I don't know either.

Chuang's parents initially disapproved of McIntyre and his freelance income (smart) but the couple managed to win them over with their love; early last year "he proposed on Victoria Peak in Hong Kong."

Oh, and the couple made a sequel, and I am officially deeming "Kumquat II: Avocado" to be a top-3 movie sequel title right up there with "The Squeakquel" and "Electric Boogaloo." And OH MY GOD IT'S ON YOUTUBE.

All kidding aside, these people are weird and wonderful and their video on the Times website is, as they always are, adorbs.

Elsewhere, this bride works at "Home Box Office in New York." I mean, that's … HBO, right? Who even calls it "Home Box Office" anymore? Weird. Amusingly, she is a "director of media relations" there. Moving on, I feel like if I were a spinal neurosurgeon it would be hard for me to marry a plastic surgeon because I would constantly be making condescending jokes about it. "Oh, you have an eye lift today? Yeah, I am performing an anterior cervical fusion the side effects of which could lead to paralysis. What time's dinner?"

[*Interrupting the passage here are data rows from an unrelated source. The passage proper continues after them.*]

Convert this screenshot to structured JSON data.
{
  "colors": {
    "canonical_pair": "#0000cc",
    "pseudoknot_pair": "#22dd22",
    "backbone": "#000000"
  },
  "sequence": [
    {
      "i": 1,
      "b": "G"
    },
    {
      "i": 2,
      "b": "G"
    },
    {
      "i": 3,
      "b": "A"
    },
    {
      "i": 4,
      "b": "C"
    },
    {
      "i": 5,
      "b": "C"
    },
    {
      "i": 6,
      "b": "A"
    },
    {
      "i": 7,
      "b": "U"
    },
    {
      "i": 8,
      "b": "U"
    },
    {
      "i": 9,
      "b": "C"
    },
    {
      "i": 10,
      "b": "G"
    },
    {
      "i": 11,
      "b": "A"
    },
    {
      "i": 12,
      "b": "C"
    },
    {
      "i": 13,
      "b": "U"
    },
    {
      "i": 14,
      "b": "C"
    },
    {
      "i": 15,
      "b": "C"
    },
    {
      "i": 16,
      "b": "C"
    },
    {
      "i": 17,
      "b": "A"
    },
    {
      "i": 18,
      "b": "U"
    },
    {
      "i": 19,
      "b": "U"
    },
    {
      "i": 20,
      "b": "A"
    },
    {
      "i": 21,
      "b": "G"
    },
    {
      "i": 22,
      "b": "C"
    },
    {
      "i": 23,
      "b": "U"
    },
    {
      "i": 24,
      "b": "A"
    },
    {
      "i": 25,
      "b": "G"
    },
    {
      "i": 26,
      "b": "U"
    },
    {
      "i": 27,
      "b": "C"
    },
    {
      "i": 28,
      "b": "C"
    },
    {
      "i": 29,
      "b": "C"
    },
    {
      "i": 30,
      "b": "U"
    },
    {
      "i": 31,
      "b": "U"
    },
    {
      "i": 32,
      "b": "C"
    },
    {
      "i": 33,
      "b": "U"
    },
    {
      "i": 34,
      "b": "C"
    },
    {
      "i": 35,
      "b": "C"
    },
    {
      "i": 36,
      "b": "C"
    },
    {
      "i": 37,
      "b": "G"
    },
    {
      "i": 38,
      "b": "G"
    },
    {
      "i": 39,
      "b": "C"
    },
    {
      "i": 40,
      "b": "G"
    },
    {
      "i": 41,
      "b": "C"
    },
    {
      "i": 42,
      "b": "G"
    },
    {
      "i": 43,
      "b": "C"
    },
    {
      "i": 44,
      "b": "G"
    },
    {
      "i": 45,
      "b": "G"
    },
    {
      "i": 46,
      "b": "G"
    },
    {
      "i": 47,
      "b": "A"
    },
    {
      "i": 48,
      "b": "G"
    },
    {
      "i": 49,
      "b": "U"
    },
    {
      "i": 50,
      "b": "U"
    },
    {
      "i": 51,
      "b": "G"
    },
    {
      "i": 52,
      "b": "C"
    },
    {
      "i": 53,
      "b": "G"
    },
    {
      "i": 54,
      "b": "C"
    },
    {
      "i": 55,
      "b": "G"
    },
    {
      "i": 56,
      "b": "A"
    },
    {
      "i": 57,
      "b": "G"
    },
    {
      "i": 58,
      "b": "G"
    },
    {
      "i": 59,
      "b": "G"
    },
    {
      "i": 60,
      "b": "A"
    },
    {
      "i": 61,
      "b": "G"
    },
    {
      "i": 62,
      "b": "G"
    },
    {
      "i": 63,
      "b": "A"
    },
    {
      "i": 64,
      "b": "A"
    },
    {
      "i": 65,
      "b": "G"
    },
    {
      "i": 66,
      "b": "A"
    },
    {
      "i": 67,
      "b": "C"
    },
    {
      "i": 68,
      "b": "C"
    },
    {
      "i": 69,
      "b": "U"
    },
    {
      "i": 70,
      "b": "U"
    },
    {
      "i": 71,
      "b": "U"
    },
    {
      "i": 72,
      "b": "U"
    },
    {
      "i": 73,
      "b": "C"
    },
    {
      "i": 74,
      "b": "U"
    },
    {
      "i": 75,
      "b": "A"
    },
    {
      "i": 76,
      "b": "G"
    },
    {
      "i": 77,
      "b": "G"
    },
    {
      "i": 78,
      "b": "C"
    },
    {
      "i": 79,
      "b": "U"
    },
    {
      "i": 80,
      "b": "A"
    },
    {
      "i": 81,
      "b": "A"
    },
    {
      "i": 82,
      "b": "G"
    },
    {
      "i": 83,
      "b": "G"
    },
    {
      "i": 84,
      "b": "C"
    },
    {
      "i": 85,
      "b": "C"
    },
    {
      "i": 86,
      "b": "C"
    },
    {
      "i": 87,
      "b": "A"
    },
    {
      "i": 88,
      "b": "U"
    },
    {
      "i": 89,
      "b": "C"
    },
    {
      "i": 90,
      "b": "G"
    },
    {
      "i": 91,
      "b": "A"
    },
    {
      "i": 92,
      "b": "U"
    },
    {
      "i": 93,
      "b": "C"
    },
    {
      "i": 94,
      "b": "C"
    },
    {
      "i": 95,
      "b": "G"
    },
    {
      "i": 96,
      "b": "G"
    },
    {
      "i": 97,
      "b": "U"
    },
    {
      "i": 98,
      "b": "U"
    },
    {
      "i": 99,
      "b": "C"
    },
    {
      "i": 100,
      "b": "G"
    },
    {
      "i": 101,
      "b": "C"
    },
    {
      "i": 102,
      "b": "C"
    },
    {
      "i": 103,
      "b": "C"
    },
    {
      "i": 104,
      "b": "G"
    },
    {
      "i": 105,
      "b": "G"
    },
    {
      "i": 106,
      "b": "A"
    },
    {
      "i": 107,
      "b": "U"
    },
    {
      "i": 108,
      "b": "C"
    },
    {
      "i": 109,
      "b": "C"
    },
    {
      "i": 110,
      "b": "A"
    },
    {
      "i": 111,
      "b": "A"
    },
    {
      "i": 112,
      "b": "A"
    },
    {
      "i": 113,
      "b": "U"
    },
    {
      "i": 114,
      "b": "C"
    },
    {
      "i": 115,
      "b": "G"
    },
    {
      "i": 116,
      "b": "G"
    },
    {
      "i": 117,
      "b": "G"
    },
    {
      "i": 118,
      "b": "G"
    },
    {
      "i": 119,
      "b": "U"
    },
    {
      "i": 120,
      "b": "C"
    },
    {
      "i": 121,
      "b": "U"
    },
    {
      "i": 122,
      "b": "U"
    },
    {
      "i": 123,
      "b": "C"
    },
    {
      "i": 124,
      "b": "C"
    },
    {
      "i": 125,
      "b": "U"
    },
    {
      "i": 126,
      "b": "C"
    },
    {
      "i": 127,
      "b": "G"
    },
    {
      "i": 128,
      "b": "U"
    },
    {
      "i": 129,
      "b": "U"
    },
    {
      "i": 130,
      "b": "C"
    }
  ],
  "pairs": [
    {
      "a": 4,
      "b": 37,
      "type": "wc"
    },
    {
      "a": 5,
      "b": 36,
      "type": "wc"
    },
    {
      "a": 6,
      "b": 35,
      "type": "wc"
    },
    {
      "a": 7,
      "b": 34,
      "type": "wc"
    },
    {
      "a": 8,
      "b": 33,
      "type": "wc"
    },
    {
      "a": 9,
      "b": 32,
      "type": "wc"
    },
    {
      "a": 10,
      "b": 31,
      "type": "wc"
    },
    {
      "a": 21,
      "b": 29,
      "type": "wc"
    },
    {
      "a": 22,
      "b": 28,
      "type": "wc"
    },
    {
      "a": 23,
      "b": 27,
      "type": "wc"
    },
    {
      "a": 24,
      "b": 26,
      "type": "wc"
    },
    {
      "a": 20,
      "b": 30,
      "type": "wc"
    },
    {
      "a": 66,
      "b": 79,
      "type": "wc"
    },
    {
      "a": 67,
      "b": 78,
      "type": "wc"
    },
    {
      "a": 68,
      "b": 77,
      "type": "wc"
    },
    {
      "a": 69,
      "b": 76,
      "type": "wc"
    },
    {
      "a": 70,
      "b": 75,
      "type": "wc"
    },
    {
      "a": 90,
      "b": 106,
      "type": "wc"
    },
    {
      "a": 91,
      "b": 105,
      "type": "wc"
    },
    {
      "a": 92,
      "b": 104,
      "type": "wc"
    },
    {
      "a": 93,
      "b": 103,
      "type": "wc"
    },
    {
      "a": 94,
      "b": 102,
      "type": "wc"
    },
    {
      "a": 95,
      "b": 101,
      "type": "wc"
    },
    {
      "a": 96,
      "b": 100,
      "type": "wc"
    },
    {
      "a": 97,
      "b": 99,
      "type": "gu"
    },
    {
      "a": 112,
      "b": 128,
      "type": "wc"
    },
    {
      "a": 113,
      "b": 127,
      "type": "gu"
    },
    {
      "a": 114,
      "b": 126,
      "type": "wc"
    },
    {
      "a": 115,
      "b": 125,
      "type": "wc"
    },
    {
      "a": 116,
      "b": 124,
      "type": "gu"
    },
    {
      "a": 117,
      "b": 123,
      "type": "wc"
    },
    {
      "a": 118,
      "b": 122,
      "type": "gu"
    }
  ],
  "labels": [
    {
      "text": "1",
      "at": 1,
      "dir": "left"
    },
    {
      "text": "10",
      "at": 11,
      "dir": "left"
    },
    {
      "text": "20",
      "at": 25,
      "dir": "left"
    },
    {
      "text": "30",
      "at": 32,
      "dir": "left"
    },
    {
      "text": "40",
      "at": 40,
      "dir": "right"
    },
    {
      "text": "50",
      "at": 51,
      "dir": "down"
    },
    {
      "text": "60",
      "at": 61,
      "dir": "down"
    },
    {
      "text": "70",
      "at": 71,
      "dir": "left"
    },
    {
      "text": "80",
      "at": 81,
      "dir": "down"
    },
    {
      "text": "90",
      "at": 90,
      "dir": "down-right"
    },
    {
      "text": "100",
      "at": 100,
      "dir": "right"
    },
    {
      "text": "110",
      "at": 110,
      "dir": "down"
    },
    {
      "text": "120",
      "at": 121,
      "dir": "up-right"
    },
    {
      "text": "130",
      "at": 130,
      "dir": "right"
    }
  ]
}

Anyway, while a number of grooms today went to Brown, Mark Bartkiewicz raised the alternative stakes "and received a master's degree in sociology with a concentration in gender and sexuality studies from the University of Amsterdam. And finally, I'm sorry to all you Southern ladies, because I know you love your bride-only photos, but they kind of make me feel uneasy particularly when "the bride's previous marriage ended in divorce, as did the bridegroom's."

Emily Scharfman, David Menchel

• The bride graduated cum laude from Yale and the groom magna cum laude from Penn: +11
• The couple met at law firm Latham & Watkins after having both received their law degrees from NYU: +3
• "The bridegroom's mother teaches Judaic studies at the Stella K. Abraham High School for Girls … a part of the Hebrew Academy of Long Beach. His father is the principal of Yeshiva Har Torah, a private elementary school.": +3
• The bride's mother is an endocrinologist and her late father was a psychiatrist: +2
• The groom appears to be unemployed: -2


Michelle Ko and Tony Wong

• The bride is a lawyer and the groom works in leveraged finance: +2
• The bride graduated magna cum laude from Brown: +6
• The groom received a law degree and an MBA from Columbia; the bride merely studied law there: +10
• The brides parents are a research scientist and a lab assistant for the Mayo Clinic: +2
• The groom is from Australia, so I am imagining a hot Asian dude in a suit yelling into a phone about DEBT RATIOS with a sexy accent: +3


Just goes to show: the law—be it of Mickey Kaus' Curated Humor or Hot Ivy League Lawyer couples—always wins. Always.